The Filipino Population in Hawaii: A Historical Journey

Filipinos are the fastest-growing ethnic minority in Hawaii, due to ongoing immigration from the Philippines and high birth rates in the Filipino community. Every year, some 3,500 immigrants from the Philippines, mostly children, come to Hawaii. On a national level, Filipinos are second only to Chinese in terms of Asian immigration to the United States. There are approximately 2.5 million Filipinos in the US, not including undocumented individuals. Filipinos also lead in terms of foreign workers around the world.

As the sugar industry was the main source of income for the working class in Hawaii, there was a great demand for these jobs. The influx of arrivals also caused some negative reactions, and in the 1970s, Filipinos felt discriminated against. During this time, some 125,000 Filipinos were recruited from the Philippine regions of Ilocos and Visayas to work in Hawaii. The history of Filipinos in Hawaii dates back to the late 19th century when Filipino workers were recruited to work on sugar plantations. Their presence in politics has helped shape state policies and ensure that the interests of the Filipino community are heard and addressed.

After the attack on Pearl Harbor, thousands of Filipinos in Hawaii suffered discrimination and were interned. Many talented Filipino musicians, singers, and dancers have emerged from this community, enriching Hawaii's cultural landscape. Many state requirements prevent Filipino professionals, mostly trained in the Philippines, from obtaining comparable jobs in Hawaii. Recruiters preferred Filipino workers who lacked education and had prior experience in agricultural work because they considered them easier to exploit and control. The importation of Filipino workers, called “Sakadas” (which roughly translates to “Filipino migrant workers” and also refers to the actual importation of these workers), began in 1906 and continued until 1946. Manlapit, a Filipino labor organizer, fought tirelessly for the rights of Filipino workers and played a decisive role in leading strikes and negotiations with plantation owners. Filipinos in Hawaii have brought with them a deep sense of unity and support that continues to shape the social fabric of the islands.

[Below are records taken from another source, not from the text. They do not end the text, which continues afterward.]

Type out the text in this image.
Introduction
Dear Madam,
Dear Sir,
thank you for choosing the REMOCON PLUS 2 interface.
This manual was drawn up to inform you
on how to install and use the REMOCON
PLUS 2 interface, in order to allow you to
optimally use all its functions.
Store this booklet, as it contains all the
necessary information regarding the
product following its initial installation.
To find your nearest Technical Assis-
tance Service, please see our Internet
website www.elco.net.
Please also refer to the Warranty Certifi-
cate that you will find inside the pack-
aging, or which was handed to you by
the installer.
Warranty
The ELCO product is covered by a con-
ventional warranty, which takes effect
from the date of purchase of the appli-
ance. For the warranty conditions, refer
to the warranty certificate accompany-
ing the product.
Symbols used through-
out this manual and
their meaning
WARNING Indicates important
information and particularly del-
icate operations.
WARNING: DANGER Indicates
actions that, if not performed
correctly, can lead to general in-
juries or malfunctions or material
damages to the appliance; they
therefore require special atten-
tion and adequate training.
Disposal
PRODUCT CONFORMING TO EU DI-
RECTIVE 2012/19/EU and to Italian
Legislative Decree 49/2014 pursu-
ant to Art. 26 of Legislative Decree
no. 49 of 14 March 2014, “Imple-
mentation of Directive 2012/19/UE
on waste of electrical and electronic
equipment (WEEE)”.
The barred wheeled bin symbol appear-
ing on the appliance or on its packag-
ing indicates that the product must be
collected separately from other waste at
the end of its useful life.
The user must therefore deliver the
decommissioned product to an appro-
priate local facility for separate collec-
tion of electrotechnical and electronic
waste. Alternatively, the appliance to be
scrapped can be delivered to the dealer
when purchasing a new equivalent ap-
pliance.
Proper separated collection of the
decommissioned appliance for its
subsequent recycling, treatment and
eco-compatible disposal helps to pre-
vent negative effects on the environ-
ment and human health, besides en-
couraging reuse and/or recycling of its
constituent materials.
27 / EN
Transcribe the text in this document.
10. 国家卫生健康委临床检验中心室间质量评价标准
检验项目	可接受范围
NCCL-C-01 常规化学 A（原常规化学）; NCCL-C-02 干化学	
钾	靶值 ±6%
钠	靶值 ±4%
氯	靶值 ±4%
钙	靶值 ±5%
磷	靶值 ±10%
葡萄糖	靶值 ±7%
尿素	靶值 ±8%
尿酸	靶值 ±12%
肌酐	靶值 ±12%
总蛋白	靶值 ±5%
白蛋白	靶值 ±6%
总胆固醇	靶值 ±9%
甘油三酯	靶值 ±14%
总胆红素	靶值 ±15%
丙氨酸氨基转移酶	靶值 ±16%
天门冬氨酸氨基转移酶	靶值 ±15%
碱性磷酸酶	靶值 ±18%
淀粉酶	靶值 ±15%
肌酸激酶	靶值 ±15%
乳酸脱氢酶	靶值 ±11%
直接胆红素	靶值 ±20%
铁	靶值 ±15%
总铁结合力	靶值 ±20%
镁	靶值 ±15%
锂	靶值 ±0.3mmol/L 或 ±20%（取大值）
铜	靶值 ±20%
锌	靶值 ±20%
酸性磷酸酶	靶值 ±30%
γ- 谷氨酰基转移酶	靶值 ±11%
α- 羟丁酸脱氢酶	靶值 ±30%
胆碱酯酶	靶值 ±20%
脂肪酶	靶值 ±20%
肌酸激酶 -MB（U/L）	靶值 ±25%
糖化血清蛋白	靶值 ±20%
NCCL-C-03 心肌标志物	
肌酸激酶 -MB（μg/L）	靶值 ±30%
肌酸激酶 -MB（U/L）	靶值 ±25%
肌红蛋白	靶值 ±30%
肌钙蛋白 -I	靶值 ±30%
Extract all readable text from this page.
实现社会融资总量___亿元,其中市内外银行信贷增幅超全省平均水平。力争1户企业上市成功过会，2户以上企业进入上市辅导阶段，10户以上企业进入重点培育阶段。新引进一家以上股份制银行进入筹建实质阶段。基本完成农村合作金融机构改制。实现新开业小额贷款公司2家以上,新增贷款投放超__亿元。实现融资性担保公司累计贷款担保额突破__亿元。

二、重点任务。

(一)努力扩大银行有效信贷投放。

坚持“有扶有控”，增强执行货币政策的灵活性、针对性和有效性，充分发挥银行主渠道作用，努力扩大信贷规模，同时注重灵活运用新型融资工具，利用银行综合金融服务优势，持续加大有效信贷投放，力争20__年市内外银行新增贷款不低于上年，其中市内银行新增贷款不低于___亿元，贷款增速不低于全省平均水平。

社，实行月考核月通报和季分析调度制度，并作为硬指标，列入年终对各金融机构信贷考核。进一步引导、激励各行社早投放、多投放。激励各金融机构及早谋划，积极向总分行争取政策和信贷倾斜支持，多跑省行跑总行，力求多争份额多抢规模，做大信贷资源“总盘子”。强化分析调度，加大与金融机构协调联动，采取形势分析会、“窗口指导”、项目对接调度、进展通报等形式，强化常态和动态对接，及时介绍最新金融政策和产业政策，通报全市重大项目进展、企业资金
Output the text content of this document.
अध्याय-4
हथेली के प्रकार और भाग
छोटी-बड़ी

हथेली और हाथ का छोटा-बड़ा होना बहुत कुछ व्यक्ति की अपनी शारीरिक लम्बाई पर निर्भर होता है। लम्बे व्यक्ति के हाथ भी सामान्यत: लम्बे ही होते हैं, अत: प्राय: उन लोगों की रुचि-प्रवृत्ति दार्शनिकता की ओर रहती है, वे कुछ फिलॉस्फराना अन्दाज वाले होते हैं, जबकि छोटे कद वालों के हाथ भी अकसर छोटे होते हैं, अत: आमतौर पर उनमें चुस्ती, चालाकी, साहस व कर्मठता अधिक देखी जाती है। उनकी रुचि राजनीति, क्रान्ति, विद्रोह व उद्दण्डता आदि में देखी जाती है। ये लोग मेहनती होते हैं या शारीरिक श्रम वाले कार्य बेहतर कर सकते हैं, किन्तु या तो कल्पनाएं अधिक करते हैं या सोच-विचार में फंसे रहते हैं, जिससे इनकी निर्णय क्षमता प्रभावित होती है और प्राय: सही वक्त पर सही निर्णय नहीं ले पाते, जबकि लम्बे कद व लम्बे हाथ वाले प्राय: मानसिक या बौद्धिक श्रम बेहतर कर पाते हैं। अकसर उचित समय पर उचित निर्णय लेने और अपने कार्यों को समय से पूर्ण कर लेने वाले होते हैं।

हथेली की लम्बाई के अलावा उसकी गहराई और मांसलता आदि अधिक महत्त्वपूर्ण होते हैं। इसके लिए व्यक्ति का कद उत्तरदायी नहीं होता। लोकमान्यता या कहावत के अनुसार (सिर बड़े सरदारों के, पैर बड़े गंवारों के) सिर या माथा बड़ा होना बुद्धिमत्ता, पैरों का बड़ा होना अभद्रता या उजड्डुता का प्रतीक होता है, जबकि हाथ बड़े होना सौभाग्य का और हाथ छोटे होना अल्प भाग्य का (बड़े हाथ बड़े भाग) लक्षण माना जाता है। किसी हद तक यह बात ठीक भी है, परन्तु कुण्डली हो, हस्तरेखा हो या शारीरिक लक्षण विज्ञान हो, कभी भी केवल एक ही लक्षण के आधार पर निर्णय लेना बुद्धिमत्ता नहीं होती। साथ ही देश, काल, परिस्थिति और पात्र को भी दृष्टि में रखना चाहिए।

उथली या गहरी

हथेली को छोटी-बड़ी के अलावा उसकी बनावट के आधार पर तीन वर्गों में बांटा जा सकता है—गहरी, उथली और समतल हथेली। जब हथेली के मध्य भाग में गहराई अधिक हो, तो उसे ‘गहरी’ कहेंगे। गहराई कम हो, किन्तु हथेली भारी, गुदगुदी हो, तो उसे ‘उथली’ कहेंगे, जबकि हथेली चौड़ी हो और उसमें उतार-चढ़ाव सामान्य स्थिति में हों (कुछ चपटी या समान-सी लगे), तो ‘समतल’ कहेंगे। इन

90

Filipino festivals and events showcase traditional dances such as tinikling and singkil, while local bands and musicians incorporate Filipino musical elements into their performances. The majority of Filipino workers were predominantly men, and upon their arrival, stereotypes such as that of “knife” and the derogatory use of their terms of kinship (in the native Filipino language) emerged. Hawaii's vibrant music and entertainment scene is largely due to the creativity and talent of Filipino artists. Over time, there has been a significant shift in demographics among Filipinos living in Hawaii. In 1960, Filipinos made up only 4% of Hawaii's population; by 2000 this number had grown to 20%.

This growth is largely attributed to immigration from the Philippines as well as high birth rates within the Filipino community. Today, Filipinos make up nearly 25% of Hawaii's population. The history of Filipinos in Hawaii is one that is deeply rooted in struggle but also one that is full of resilience and strength. Despite facing discrimination and exploitation upon their arrival to Hawaii, Filipinos have persevered and have become an integral part of Hawaiian culture. From their contributions to music and entertainment to their presence in politics, Filipinos have left an indelible mark on Hawaiian society.